Foods ( IF 4.7 ) Pub Date : 2020-06-01 , DOI: 10.3390/foods9060703 Hristo Kalaydzhiev 1 , Radoslav Georgiev 1 , Petya Ivanova 1 , Magdalena Stoyanova 2 , Cristina L M Silva 3 , Vesela I Chalova 1
Foods ( IF 4.7 ) Pub Date : 2020-06-01 , DOI: 10.3390/foods9060703 Hristo Kalaydzhiev 1 , Radoslav Georgiev 1 , Petya Ivanova 1 , Magdalena Stoyanova 2 , Cristina L M Silva 3 , Vesela I Chalova 1
Affiliation
The solubility of plant protein isolates is a key determinant of their potential application. Two protein isolates (PI) from ethanol-treated industrial rapeseed meal, PI10.5–2.5 and PI2.5–8.5, were prepared by sequential isoelectric precipitation of alkali-extracted proteins (pH 12) starting from pH 10.5 to 2.5 or from pH 2.5 to 8.5, respectively. Biochemical analyses revealed that PI2.5–8.5 contained a higher amount of crude protein (72.84%) than PI10.5–2.5 (68.67%). In the same protein isolate, the level of total phenols (0.71%) was almost two-fold higher than that in PI10.5–2.5 (0.42%). No glucosinolates were established in both protein isolates. SDS-PAGE analysis demonstrated that PI10.5–2.5 contained 10 to 15 kDa protein fractions in a relatively higher amount, while PI2.5–8.5 was enriched in 18 to 29 kDa protein fractions. PI10.5–2.5 exhibited high solubility, varying from 41.74% at pH 4.5 to 65.13% at pH 6.5, while PI2.5–8.5 was almost two-fold less soluble under the same conditions. Up to pH 5.5, the addition of NaCl at 0.03 and 0.25 M diminished the solubility of PI2.5–8.5, while the solubility of PI10.5–2.5 was increased. The supplementation of PI10.5–2.5 with 0.25 M NaCl enhanced the protein solubility to 56.11% at pH 4.5 and 94.26% at pH 6.5. The addition of 0.03 M NaCl also increased the solubility of this protein isolate but to a lower extent.
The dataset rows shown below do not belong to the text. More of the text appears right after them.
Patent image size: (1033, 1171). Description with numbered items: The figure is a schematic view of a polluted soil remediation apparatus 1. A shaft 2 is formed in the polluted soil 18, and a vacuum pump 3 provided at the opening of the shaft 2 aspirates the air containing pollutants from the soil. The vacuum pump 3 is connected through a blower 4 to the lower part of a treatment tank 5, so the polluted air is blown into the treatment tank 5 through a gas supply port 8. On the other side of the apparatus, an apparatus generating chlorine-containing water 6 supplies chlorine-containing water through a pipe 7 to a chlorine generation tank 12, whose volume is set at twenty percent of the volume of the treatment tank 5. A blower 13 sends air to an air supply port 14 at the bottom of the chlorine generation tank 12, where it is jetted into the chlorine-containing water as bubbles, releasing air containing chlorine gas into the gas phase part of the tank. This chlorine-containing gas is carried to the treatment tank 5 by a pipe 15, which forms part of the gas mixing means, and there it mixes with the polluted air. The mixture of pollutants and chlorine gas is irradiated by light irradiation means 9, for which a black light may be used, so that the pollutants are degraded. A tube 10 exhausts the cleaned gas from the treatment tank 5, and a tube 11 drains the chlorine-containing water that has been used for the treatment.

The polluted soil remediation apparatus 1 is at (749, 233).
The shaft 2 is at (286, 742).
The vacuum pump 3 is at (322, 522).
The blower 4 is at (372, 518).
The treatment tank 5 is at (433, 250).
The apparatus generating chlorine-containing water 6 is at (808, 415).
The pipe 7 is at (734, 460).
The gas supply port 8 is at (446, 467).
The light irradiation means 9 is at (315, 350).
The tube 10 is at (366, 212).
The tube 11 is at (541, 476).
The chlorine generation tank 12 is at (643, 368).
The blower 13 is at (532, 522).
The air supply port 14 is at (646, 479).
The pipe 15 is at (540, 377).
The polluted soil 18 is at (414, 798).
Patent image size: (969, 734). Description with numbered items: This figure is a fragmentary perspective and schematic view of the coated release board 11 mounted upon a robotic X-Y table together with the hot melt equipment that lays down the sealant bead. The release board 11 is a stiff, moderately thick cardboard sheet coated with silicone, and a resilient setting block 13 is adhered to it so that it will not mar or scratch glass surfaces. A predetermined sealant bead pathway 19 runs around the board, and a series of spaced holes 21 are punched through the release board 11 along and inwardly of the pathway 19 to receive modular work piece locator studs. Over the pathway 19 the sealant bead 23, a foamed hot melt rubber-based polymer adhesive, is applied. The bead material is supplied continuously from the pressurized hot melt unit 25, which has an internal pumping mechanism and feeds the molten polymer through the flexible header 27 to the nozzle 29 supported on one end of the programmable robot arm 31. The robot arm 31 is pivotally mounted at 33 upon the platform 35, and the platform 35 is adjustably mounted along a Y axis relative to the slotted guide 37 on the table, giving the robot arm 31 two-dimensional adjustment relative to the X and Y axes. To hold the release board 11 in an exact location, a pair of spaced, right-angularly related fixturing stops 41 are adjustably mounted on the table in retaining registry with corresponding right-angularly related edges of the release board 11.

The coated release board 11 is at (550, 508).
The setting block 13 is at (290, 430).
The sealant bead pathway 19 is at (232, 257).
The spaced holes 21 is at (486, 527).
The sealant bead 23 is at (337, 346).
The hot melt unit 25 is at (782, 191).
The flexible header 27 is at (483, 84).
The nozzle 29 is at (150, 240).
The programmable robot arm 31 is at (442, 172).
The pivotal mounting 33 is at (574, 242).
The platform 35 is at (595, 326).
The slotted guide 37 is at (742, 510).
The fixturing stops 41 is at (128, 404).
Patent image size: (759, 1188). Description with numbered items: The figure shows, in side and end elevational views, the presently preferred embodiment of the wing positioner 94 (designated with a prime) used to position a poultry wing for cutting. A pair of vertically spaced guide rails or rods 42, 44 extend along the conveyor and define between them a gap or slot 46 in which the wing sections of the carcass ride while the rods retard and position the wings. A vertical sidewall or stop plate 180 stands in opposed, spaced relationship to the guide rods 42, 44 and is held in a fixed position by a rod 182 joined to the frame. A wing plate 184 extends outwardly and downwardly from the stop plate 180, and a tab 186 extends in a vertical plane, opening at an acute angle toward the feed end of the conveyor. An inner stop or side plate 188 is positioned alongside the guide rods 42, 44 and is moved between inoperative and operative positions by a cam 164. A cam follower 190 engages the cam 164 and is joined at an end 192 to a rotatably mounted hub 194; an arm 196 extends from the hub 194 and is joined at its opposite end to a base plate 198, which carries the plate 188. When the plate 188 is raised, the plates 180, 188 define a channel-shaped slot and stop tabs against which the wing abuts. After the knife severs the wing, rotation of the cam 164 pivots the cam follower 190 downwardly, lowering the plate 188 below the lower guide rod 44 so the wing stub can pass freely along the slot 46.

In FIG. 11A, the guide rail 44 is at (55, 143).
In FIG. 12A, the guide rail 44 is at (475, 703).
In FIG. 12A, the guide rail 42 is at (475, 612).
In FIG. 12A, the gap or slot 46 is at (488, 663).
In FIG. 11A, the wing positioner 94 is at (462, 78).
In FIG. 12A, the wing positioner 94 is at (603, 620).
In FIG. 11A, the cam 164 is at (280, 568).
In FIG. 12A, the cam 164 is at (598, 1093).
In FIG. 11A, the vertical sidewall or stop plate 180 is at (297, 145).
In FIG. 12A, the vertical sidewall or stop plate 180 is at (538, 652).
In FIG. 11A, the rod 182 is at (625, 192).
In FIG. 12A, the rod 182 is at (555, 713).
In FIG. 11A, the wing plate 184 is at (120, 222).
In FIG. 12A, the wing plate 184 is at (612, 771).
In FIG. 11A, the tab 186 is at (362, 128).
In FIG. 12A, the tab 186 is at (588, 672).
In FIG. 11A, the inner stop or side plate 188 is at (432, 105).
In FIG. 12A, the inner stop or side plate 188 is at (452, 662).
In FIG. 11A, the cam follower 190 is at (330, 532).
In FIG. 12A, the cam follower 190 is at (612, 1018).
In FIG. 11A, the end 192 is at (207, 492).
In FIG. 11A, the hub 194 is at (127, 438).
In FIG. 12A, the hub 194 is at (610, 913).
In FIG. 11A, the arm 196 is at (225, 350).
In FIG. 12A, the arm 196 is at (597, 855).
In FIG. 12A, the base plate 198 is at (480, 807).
Overall, the approach for sequential precipitation of proteins influenced the biochemical characteristics, protein fractional profile and solubility of prepared protein isolates.
中文翻译:
通过顺序等电沉淀制备的菜籽粕分离蛋白的增强溶解度。
植物分离蛋白的溶解度是其潜在应用的关键决定因素。通过从 pH 10.5 至 2.5 或从 pH 2.5 至 pH 12 的碱提取蛋白质 (pH 12) 进行连续等电沉淀,制备了两种来自乙醇处理的工业菜籽粕的分离蛋白 (PI),PI 10.5–2.5和 PI 2.5–8.5 。分别为8.5。生化分析显示,PI 2.5–8.5的粗蛋白含量 (72.84%) 高于 PI 10.5–2.5 (68.67%)。在同一分离蛋白中,总酚水平 (0.71%) 几乎是 PI 10.5–2.5 (0.42%) 的两倍。在两种蛋白质分离物中均未发现芥子油苷。 SDS-PAGE 分析表明,PI 10.5–2.5含有相对较高含量的 10 至 15 kDa 蛋白质组分,而 PI 2.5–8.5富集 18 至 29 kDa 蛋白质组分。 PI 10.5–2.5表现出高溶解度,从 pH 4.5 时的 41.74% 到 pH 6.5 时的 65.13%,而 PI 2.5–8.5在相同条件下的溶解度几乎低两倍。当 pH 值达到 5.5 时,添加 0.03 和 0.25 M 的 NaCl 会降低 PI 2.5–8.5的溶解度,而增加 PI 10.5–2.5的溶解度。添加 0.25 M NaCl 的 PI 10.5–2.5将蛋白质溶解度在 pH 4.5 时提高至 56.11%,在 pH 6.5 时提高至 94.26%。添加 0.03 M NaCl 也增加了该蛋白质分离物的溶解度,但程度较低。总体而言,蛋白质连续沉淀的方法影响了所制备的蛋白质分离物的生化特性、蛋白质分数谱和溶解度。
更新日期:2020-06-01
中文翻译:
通过顺序等电沉淀制备的菜籽粕分离蛋白的增强溶解度。
植物分离蛋白的溶解度是其潜在应用的关键决定因素。通过从 pH 10.5 至 2.5 或从 pH 2.5 至 pH 12 的碱提取蛋白质 (pH 12) 进行连续等电沉淀,制备了两种来自乙醇处理的工业菜籽粕的分离蛋白 (PI),PI 10.5–2.5和 PI 2.5–8.5 。分别为8.5。生化分析显示,PI 2.5–8.5的粗蛋白含量 (72.84%) 高于 PI 10.5–2.5 (68.67%)。在同一分离蛋白中,总酚水平 (0.71%) 几乎是 PI 10.5–2.5 (0.42%) 的两倍。在两种蛋白质分离物中均未发现芥子油苷。 SDS-PAGE 分析表明,PI 10.5–2.5含有相对较高含量的 10 至 15 kDa 蛋白质组分,而 PI 2.5–8.5富集 18 至 29 kDa 蛋白质组分。 PI 10.5–2.5表现出高溶解度,从 pH 4.5 时的 41.74% 到 pH 6.5 时的 65.13%,而 PI 2.5–8.5在相同条件下的溶解度几乎低两倍。当 pH 值达到 5.5 时,添加 0.03 和 0.25 M 的 NaCl 会降低 PI 2.5–8.5的溶解度,而增加 PI 10.5–2.5的溶解度。添加 0.25 M NaCl 的 PI 10.5–2.5将蛋白质溶解度在 pH 4.5 时提高至 56.11%,在 pH 6.5 时提高至 94.26%。添加 0.03 M NaCl 也增加了该蛋白质分离物的溶解度,但程度较低。总体而言,蛋白质连续沉淀的方法影响了所制备的蛋白质分离物的生化特性、蛋白质分数谱和溶解度。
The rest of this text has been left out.